Weak investor sentiment has begun to drive negative equity flows, with equity funds experiencing their worst outflows since the early days of the pandemic, losing $35 billion in two weeks. Goldman Sachs data shows hedge fund positioning at 52-week lows, while the surge in the put/call ratio reflects the desire for greater protection. The AAII recently fell to a 30-year low, and the Bank of America Bull & Bear indicator has fallen to a contrarian “buy” signal. Extremes in sentiment and flows have historically been seen at inflection points for the market, as extremes often lead to market reversals.
Though we’ve seen weak sentiment for the first several months of 2022, we’re now seeing weak equity flows, which is a notable but likely a short-term challenge. In this environment, investors should pay attention to the fundamentals, which are showing resilience. Negative sentiment is carrying us into earnings, where we’ve seen companies that beat expectations not enjoy a stock bump.
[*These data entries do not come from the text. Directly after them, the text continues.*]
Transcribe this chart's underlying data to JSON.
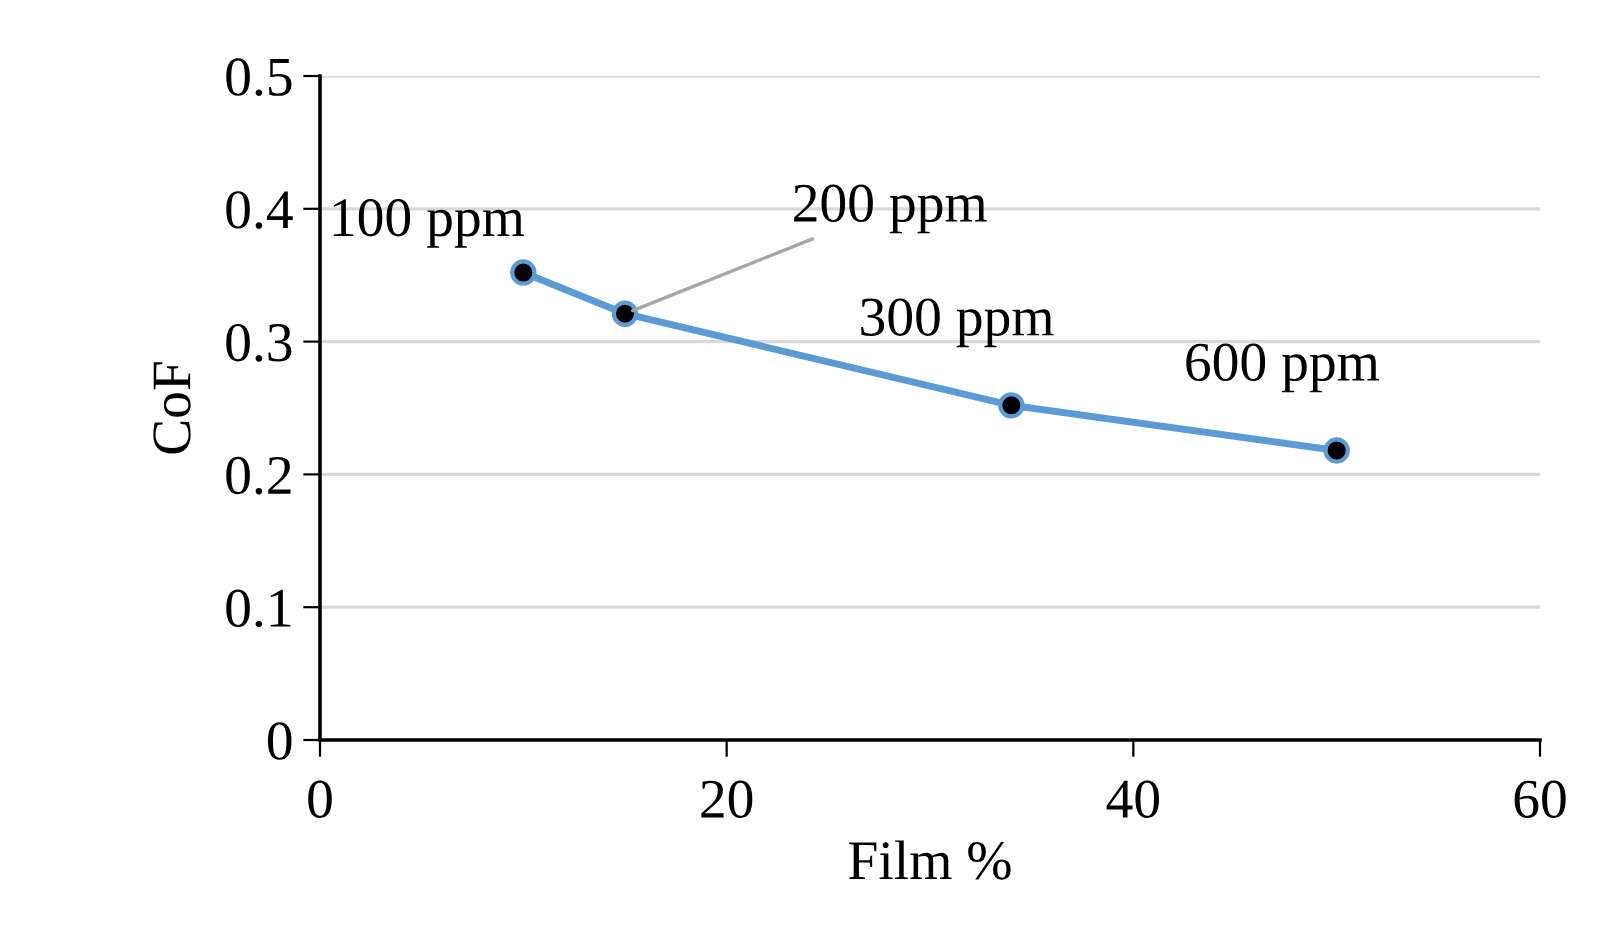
{
  "chart_data": {
    "type": "line",
    "xlabel": "Film %",
    "ylabel": "CoF",
    "x": [
      10,
      15,
      34,
      50
    ],
    "series": [
      {
        "color": "#5b9bd5",
        "values": [
          0.352,
          0.321,
          0.252,
          0.218
        ]
      }
    ],
    "xlim": [
      0,
      60
    ],
    "xticks": [
      0,
      20,
      40,
      60
    ],
    "ylim": [
      0,
      0.5
    ],
    "yticks": [
      0,
      0.1,
      0.2,
      0.3,
      0.4,
      0.5
    ],
    "grid": "y",
    "marker": "circle",
    "line_style": "solid",
    "annotations": [
      {
        "text": "100 ppm",
        "x": 10,
        "y": 0.352
      },
      {
        "text": "200 ppm",
        "x": 15,
        "y": 0.321
      },
      {
        "text": "300 ppm",
        "x": 34,
        "y": 0.252
      },
      {
        "text": "600 ppm",
        "x": 50,
        "y": 0.218
      }
    ]
  }
}
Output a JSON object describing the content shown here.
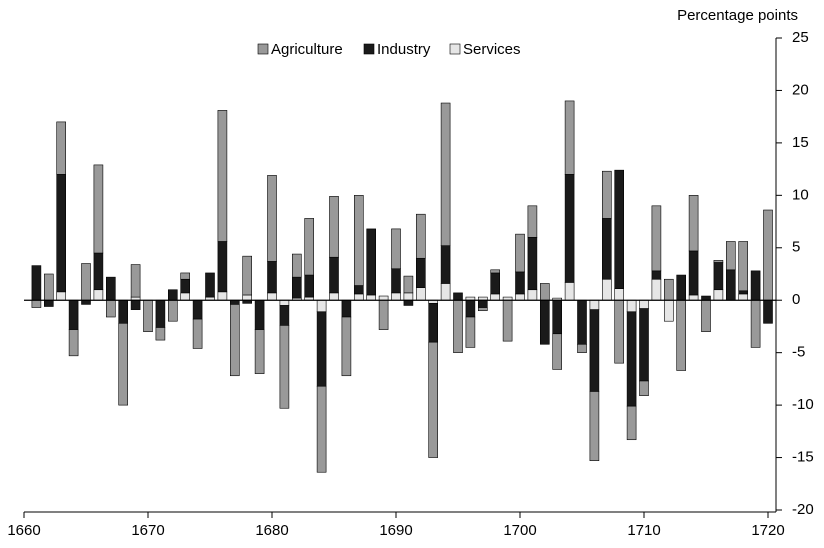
{
  "chart_data": {
    "type": "bar",
    "stacked": true,
    "y_label": "Percentage points",
    "x": [
      1661,
      1662,
      1663,
      1664,
      1665,
      1666,
      1667,
      1668,
      1669,
      1670,
      1671,
      1672,
      1673,
      1674,
      1675,
      1676,
      1677,
      1678,
      1679,
      1680,
      1681,
      1682,
      1683,
      1684,
      1685,
      1686,
      1687,
      1688,
      1689,
      1690,
      1691,
      1692,
      1693,
      1694,
      1695,
      1696,
      1697,
      1698,
      1699,
      1700,
      1701,
      1702,
      1703,
      1704,
      1705,
      1706,
      1707,
      1708,
      1709,
      1710,
      1711,
      1712,
      1713,
      1714,
      1715,
      1716,
      1717,
      1718,
      1719,
      1720
    ],
    "series": [
      {
        "name": "Agriculture",
        "color": "#999999",
        "values": [
          -0.7,
          2.5,
          5,
          -2.5,
          3.5,
          8.4,
          -1.6,
          -7.8,
          3.1,
          -3,
          -1.2,
          -2,
          0.6,
          -2.8,
          0,
          12.5,
          -6.8,
          3.7,
          -4.2,
          8.2,
          -7.9,
          2.2,
          5.4,
          -8.2,
          5.8,
          -5.6,
          8.6,
          0,
          -2.8,
          3.8,
          1.6,
          4.2,
          -11,
          13.6,
          -5,
          -2.9,
          -0.3,
          0.3,
          -3.9,
          3.6,
          3,
          1.6,
          -3.4,
          7,
          -0.8,
          -6.6,
          4.5,
          -6,
          -3.2,
          -1.4,
          6.2,
          2,
          -6.7,
          5.3,
          -3,
          0.2,
          2.7,
          4.7,
          -4.5,
          8.6
        ]
      },
      {
        "name": "Industry",
        "color": "#1a1a1a",
        "values": [
          3.3,
          -0.6,
          11.2,
          -2.8,
          -0.4,
          3.5,
          2.2,
          -2.2,
          -0.9,
          0,
          -2.6,
          1,
          1.3,
          -1.8,
          2.3,
          4.8,
          -0.4,
          -0.3,
          -2.8,
          3,
          -1.9,
          2,
          2.1,
          -7.1,
          3.4,
          -1.6,
          0.8,
          6.3,
          0,
          2.3,
          -0.5,
          2.8,
          -3.7,
          3.6,
          0.7,
          -1.6,
          -0.7,
          2,
          0,
          2.1,
          5,
          -4.2,
          -3.2,
          10.3,
          -4.2,
          -7.8,
          5.8,
          11.3,
          -9,
          -6.9,
          0.8,
          0,
          2.4,
          4.2,
          0.4,
          2.6,
          2.9,
          0.3,
          2.8,
          -2.2
        ]
      },
      {
        "name": "Services",
        "color": "#e6e6e6",
        "values": [
          0,
          0,
          0.8,
          0,
          0,
          1,
          0,
          0,
          0.3,
          0,
          0,
          0,
          0.7,
          0,
          0.3,
          0.8,
          0,
          0.5,
          0,
          0.7,
          -0.5,
          0.2,
          0.3,
          -1.1,
          0.7,
          0,
          0.6,
          0.5,
          0.4,
          0.7,
          0.7,
          1.2,
          -0.3,
          1.6,
          0,
          0.3,
          0.3,
          0.6,
          0.3,
          0.6,
          1,
          0,
          0.2,
          1.7,
          0,
          -0.9,
          2,
          1.1,
          -1.1,
          -0.8,
          2,
          -2,
          0,
          0.5,
          0,
          1,
          0,
          0.6,
          0,
          0
        ]
      }
    ],
    "xlim": [
      1660,
      1720
    ],
    "xticks": [
      1660,
      1670,
      1680,
      1690,
      1700,
      1710,
      1720
    ],
    "ylim": [
      -20,
      25
    ],
    "yticks": [
      -20,
      -15,
      -10,
      -5,
      0,
      5,
      10,
      15,
      20,
      25
    ]
  }
}
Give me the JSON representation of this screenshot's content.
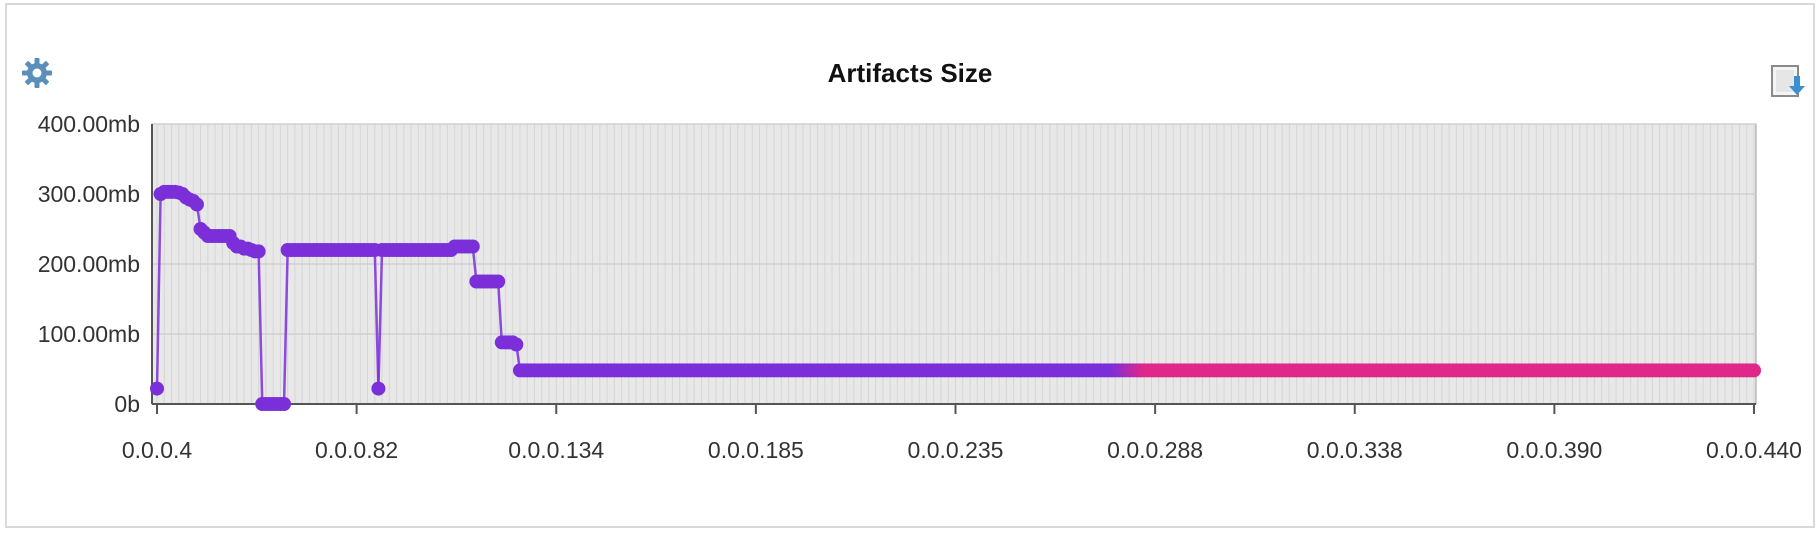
{
  "toolbar": {
    "settings_icon": "gear-icon",
    "export_icon": "export-download-icon",
    "accent_color": "#5b8fb9"
  },
  "chart_data": {
    "type": "line",
    "title": "Artifacts Size",
    "xlabel": "",
    "ylabel": "",
    "y_unit": "mb",
    "ylim": [
      0,
      400
    ],
    "y_ticks": [
      {
        "value": 0,
        "label": "0b"
      },
      {
        "value": 100,
        "label": "100.00mb"
      },
      {
        "value": 200,
        "label": "200.00mb"
      },
      {
        "value": 300,
        "label": "300.00mb"
      },
      {
        "value": 400,
        "label": "400.00mb"
      }
    ],
    "x_tick_labels": [
      "0.0.0.4",
      "0.0.0.82",
      "0.0.0.134",
      "0.0.0.185",
      "0.0.0.235",
      "0.0.0.288",
      "0.0.0.338",
      "0.0.0.390",
      "0.0.0.440"
    ],
    "grid": true,
    "legend": "none",
    "colors": {
      "line_start": "#7b2fd9",
      "line_end": "#e0288a",
      "grid": "#d0d0d0",
      "plot_bg": "#e8e8e8"
    },
    "series": [
      {
        "values": [
          22,
          300,
          303,
          303,
          303,
          303,
          302,
          300,
          295,
          292,
          290,
          285,
          250,
          245,
          240,
          240,
          240,
          240,
          240,
          240,
          240,
          230,
          225,
          225,
          222,
          222,
          220,
          218,
          218,
          0,
          0,
          0,
          0,
          0,
          0,
          0,
          220,
          220,
          220,
          220,
          220,
          220,
          220,
          220,
          220,
          220,
          220,
          220,
          220,
          220,
          220,
          220,
          220,
          220,
          220,
          220,
          220,
          220,
          220,
          220,
          220,
          22,
          220,
          220,
          220,
          220,
          220,
          220,
          220,
          220,
          220,
          220,
          220,
          220,
          220,
          220,
          220,
          220,
          220,
          220,
          220,
          220,
          225,
          225,
          225,
          225,
          225,
          225,
          175,
          175,
          175,
          175,
          175,
          175,
          175,
          88,
          88,
          88,
          88,
          85,
          48
        ],
        "tail_from_index": 101,
        "tail_value": 48,
        "total_points": 441
      }
    ]
  }
}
However, we expect to see companies buy back their stock after reporting earnings, which will be a net positive for the market overall.
Earnings season is set to accelerate, with roughly one-third of S&P 500 companies set to report earnings this week. To date, 20% of the S&P 500 companies have reported, led by financials, consumer staples, and industrials. Growth is trending towards 7%, a modest beat from the 5% expected at the beginning of the quarter, though margins are contracting with 11% revenue growth. A high percentage of companies (80%) are reporting numbers above estimates, though they are beating by a below average 9%. Also, just 56% of companies are seeing positive price movement following the beat, suggesting they were priced in. Common themes in management commentary are a solid macro backdrop and a pickup in spending on services, offset by input cost pressures and a strengthening dollar.
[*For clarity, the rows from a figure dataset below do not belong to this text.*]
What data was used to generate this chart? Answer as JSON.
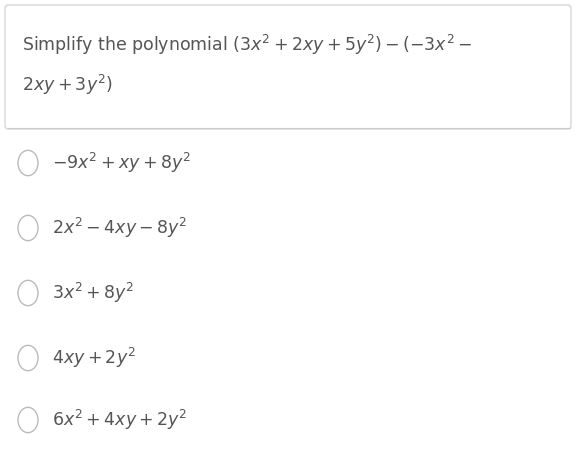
{
  "question_line1": "Simplify the polynomial $(3x^2 + 2xy + 5y^2) - (-3x^2 -$",
  "question_line2": "$2xy + 3y^2)$",
  "options": [
    "$-9x^2 + xy + 8y^2$",
    "$2x^2 - 4xy - 8y^2$",
    "$3x^2 + 8y^2$",
    "$4xy + 2y^2$",
    "$6x^2 + 4xy + 2y^2$"
  ],
  "bg_color": "#ffffff",
  "text_color": "#555555",
  "circle_color": "#bbbbbb",
  "question_border": "#cccccc",
  "font_size_question": 12.5,
  "font_size_options": 12.5,
  "fig_width": 5.78,
  "fig_height": 4.57,
  "dpi": 100
}
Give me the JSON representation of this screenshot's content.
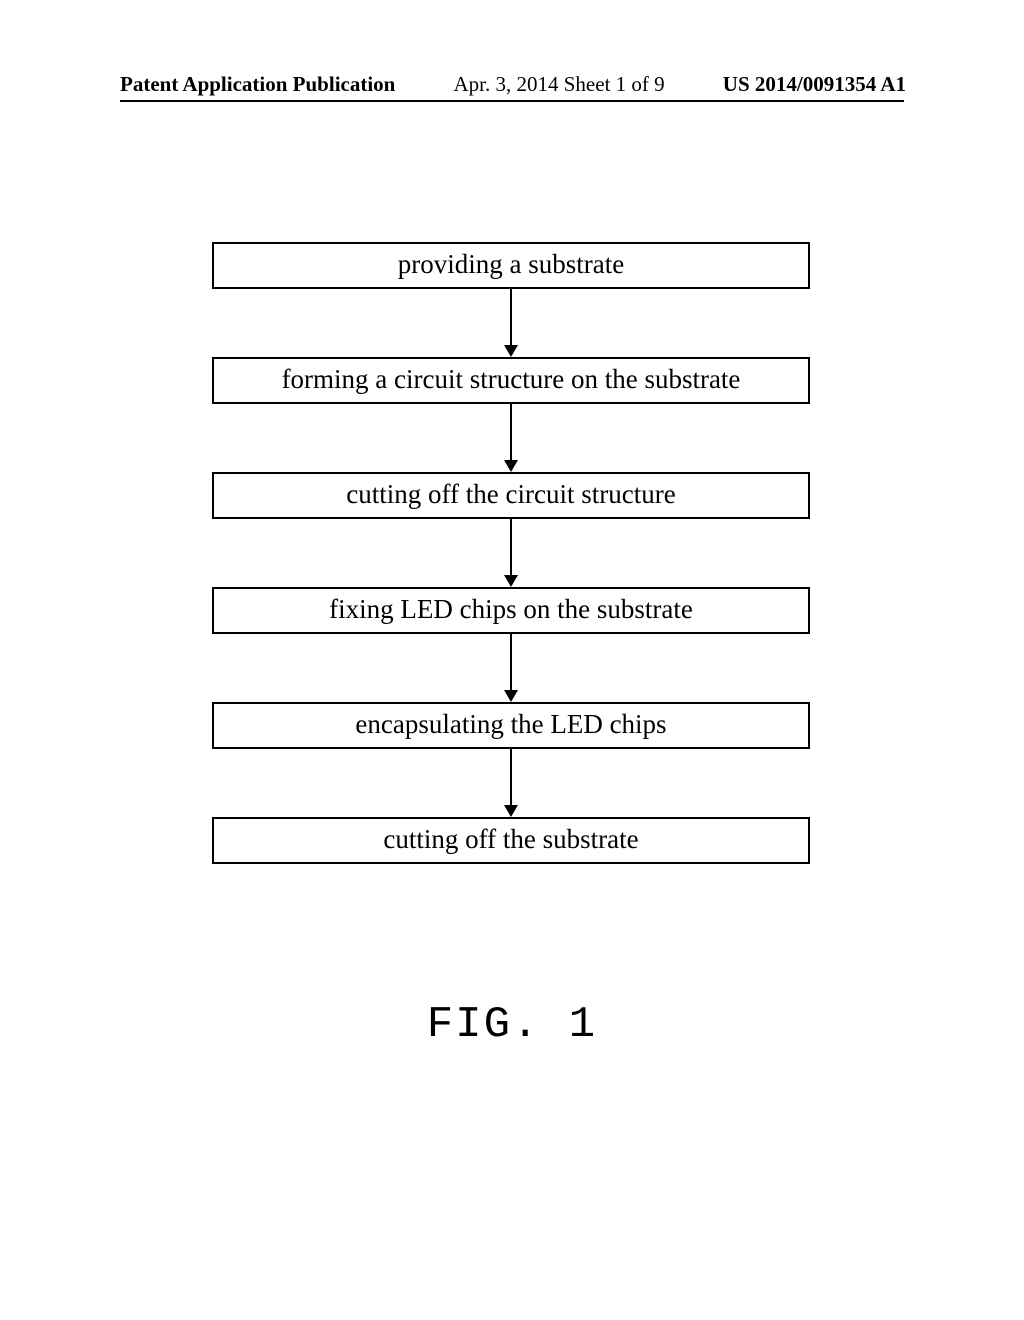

Fed Chair Powell hinted that a 0.50% hike may come at the May meeting, saying, “We’re going to be raising rates and getting expeditiously to levels that are more neutral, and then that are actually tightening policy if that turns out to be appropriate, once we get there.” The most recent dot plot shows a terminal rate of 2.0-2.5%, which may not be sufficient this cycle, with the 2-year yield touching 2.80% on Friday. The core PCE deflator (the Fed’s preferred inflation metric) will be released this Friday, with a reading of 5.3% expected versus a year ago. The curve currently embeds an 83% chance of seven or more hikes through July, which would require two 0.50% hikes and one at 0.75%. European investors are beginning to price in 0.80% of hikes for the ECB this year, with a potential to end bond buying in July.
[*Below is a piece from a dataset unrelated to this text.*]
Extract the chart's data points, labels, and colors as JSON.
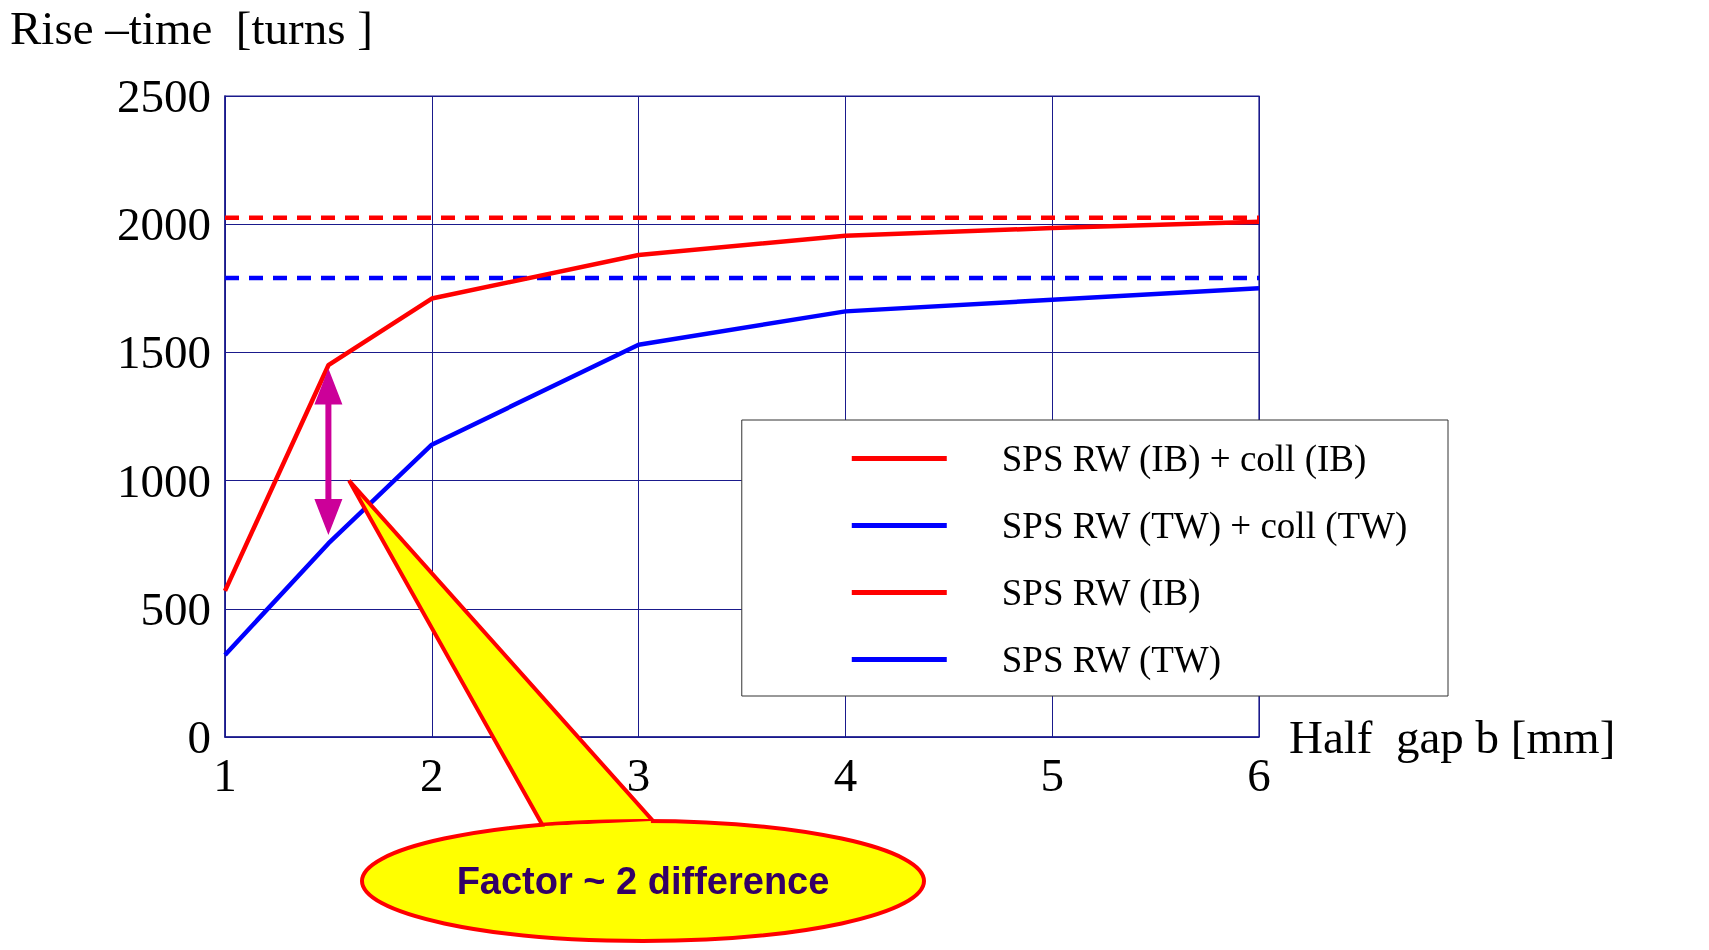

Global geopolitical tension remains high, with reports that Russian President Putin is no longer interested in a ceasefire in Ukraine, and instead is focused on gaining ground. The U.S. aims to degrade Russia’s military capability with the announcement of additional military aid to the country. French President Macron defeated challenger Le Pen by a wider than expected margin, calming markets. China is seeing a continued spread of coronavirus in Beijing, with many wondering if the “zero Covid” policy will lead to a shutdown like what is seen in Shanghai. The People’s Bank of China cut its required reserve requirement for banks by 1% to stimulate growth given recent lockdowns. The dollar index has surged to the strongest level since just after the 2016 election, pressuring domestic earnings and multinational competitiveness.
What to Watch
Housing data will be in focus this week, along with a substantial acceleration in earnings releases. Other data include consumer confidence on Tuesday, revised GDP on Thursday, core PCE deflator, personal income and spending, and consumer sentiment on Friday.